114. A Courtier, who was a Confident of the Amours of _Henry_ IV. of _France_, obtained a Grant from the King, for the Dispatch whereof he applyed himself to the Lord High Chancellor: Who finding some Obstacle in it, the Courtier still insisted upon it, and would not allow of any Impediment, _Que chacun se mêle de son Metier_, said the Chancellor to him; that is, _Let every one meddle with his own Business_. The Courtier imagining he reflected upon him for his pimping; _my Employment_, said he, _is such, that, if the King were twenty Years younger I would not exchange it for three of your's_.

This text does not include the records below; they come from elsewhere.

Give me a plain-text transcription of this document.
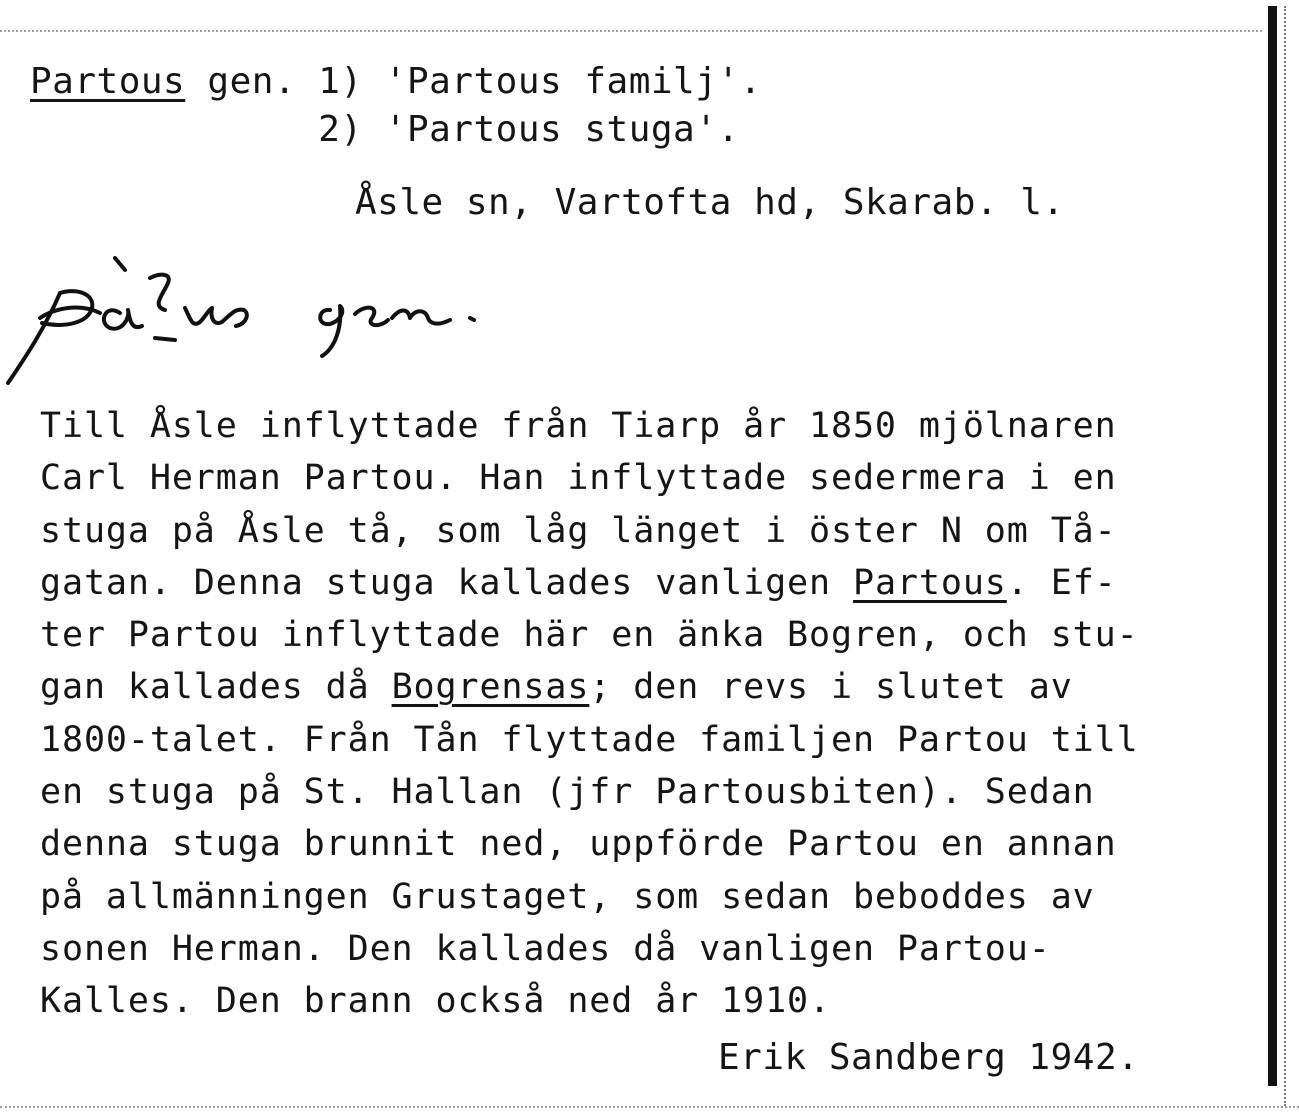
Partous gen. 1) 'Partous familj'.
2) 'Partous stuga'.
Åsle sn, Vartofta hd, Skarab. l.
Till Åsle inflyttade från Tiarp år 1850 mjölnaren
Carl Herman Partou. Han inflyttade sedermera i en
stuga på Åsle tå, som låg länget i öster N om Tå-
gatan. Denna stuga kallades vanligen Partous. Ef-
ter Partou inflyttade här en änka Bogren, och stu-
gan kallades då Bogrensas; den revs i slutet av
1800-talet. Från Tån flyttade familjen Partou till
en stuga på St. Hallan (jfr Partousbiten). Sedan
denna stuga brunnit ned, uppförde Partou en annan
på allmänningen Grustaget, som sedan beboddes av
sonen Herman. Den kallades då vanligen Partou-
Kalles. Den brann också ned år 1910.
Erik Sandberg 1942.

115. A Gentlewoman, who thought her Servants always cheated her, when they went to _Billingsgate_ to buy Fish, was resolved to go thither one Day herself, and asking the Price of some Fish, which she thought too dear, she bid the Fish-Wife about half what she asked; Lord, Madam, said the Woman, I must have stole it to sell it at that Price, but you shall have it if you will tell me what you do to make your Hands look so white; Nothing, good Woman, answered the Gentlewoman, but wear _Dog-Skin Gloves_: D--mn you for a lying Bitch, reply'd the other, my Husband has wore _Dog-Skin Breeches_ these ten Years, and his A--se is as brown as a Nutmeg.

116. Dr. _Heylin_, a noted Author, especially for his _Cosmography_, happened to lose his Way going to _Oxford_, in the Forest of _Whichwood_: Being then attended by one of his Brother's Men, the Man earnestly intreated him to lead the Way; but the Doctor telling him he did not know it: _How!_ said the Fellow, _that's very strange that you, who have made a Book of the whole World, cannot find the Way out of this little Wood_.

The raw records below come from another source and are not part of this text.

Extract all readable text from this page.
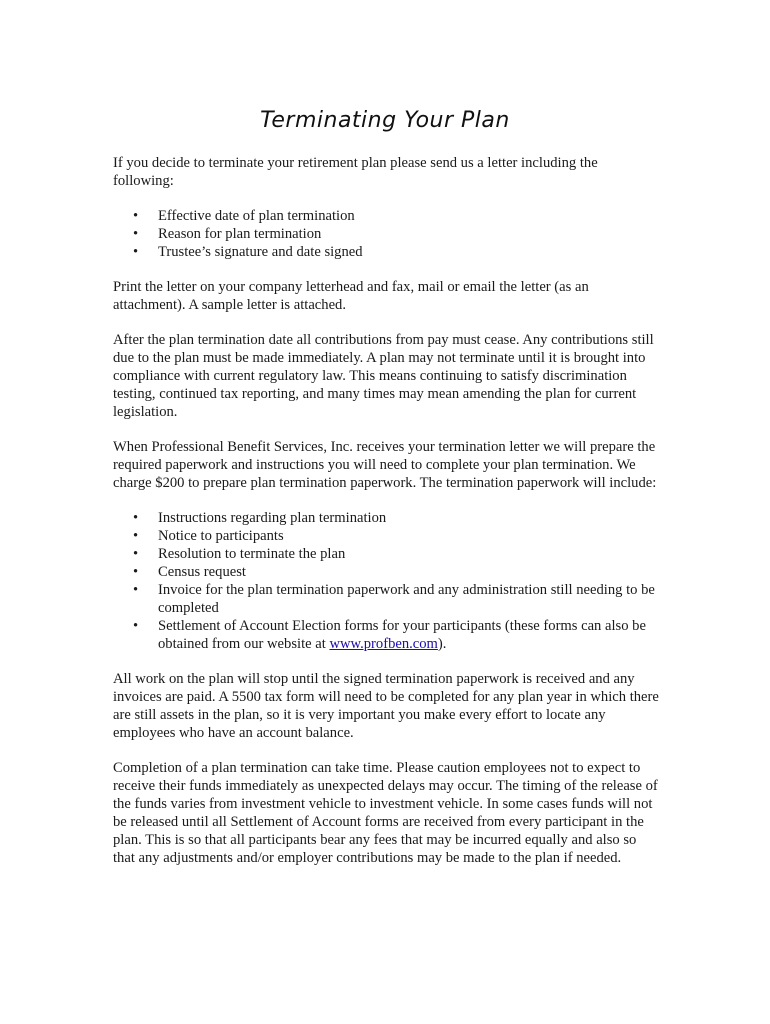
Terminating Your Plan

If you decide to terminate your retirement plan please send us a letter including the following:

• Effective date of plan termination
• Reason for plan termination
• Trustee’s signature and date signed

Print the letter on your company letterhead and fax, mail or email the letter (as an attachment). A sample letter is attached.

After the plan termination date all contributions from pay must cease. Any contributions still due to the plan must be made immediately. A plan may not terminate until it is brought into compliance with current regulatory law. This means continuing to satisfy discrimination testing, continued tax reporting, and many times may mean amending the plan for current legislation.

When Professional Benefit Services, Inc. receives your termination letter we will prepare the required paperwork and instructions you will need to complete your plan termination. We charge $200 to prepare plan termination paperwork. The termination paperwork will include:

• Instructions regarding plan termination
• Notice to participants
• Resolution to terminate the plan
• Census request
• Invoice for the plan termination paperwork and any administration still needing to be completed
• Settlement of Account Election forms for your participants (these forms can also be obtained from our website at www.profben.com).

All work on the plan will stop until the signed termination paperwork is received and any invoices are paid. A 5500 tax form will need to be completed for any plan year in which there are still assets in the plan, so it is very important you make every effort to locate any employees who have an account balance.

Completion of a plan termination can take time. Please caution employees not to expect to receive their funds immediately as unexpected delays may occur. The timing of the release of the funds varies from investment vehicle to investment vehicle. In some cases funds will not be released until all Settlement of Account forms are received from every participant in the plan. This is so that all participants bear any fees that may be incurred equally and also so that any adjustments and/or employer contributions may be made to the plan if needed.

117. Monsieur _Vaugelas_ having obtained a Pension from the _French_ King, by the Interest of Cardinal _Richelieu_, the Cardinal told him, he hoped he would not forget the Word _Pension_ in his Dictionary. No, my Lord, said _Vaugelas_, nor the Word _Gratitude_.

118. A melting Sermon being preached in a Country Church, all fell a weeping but one Man, who being asked, why he did not weep with the rest? O! said he, _I belong to another Parish_.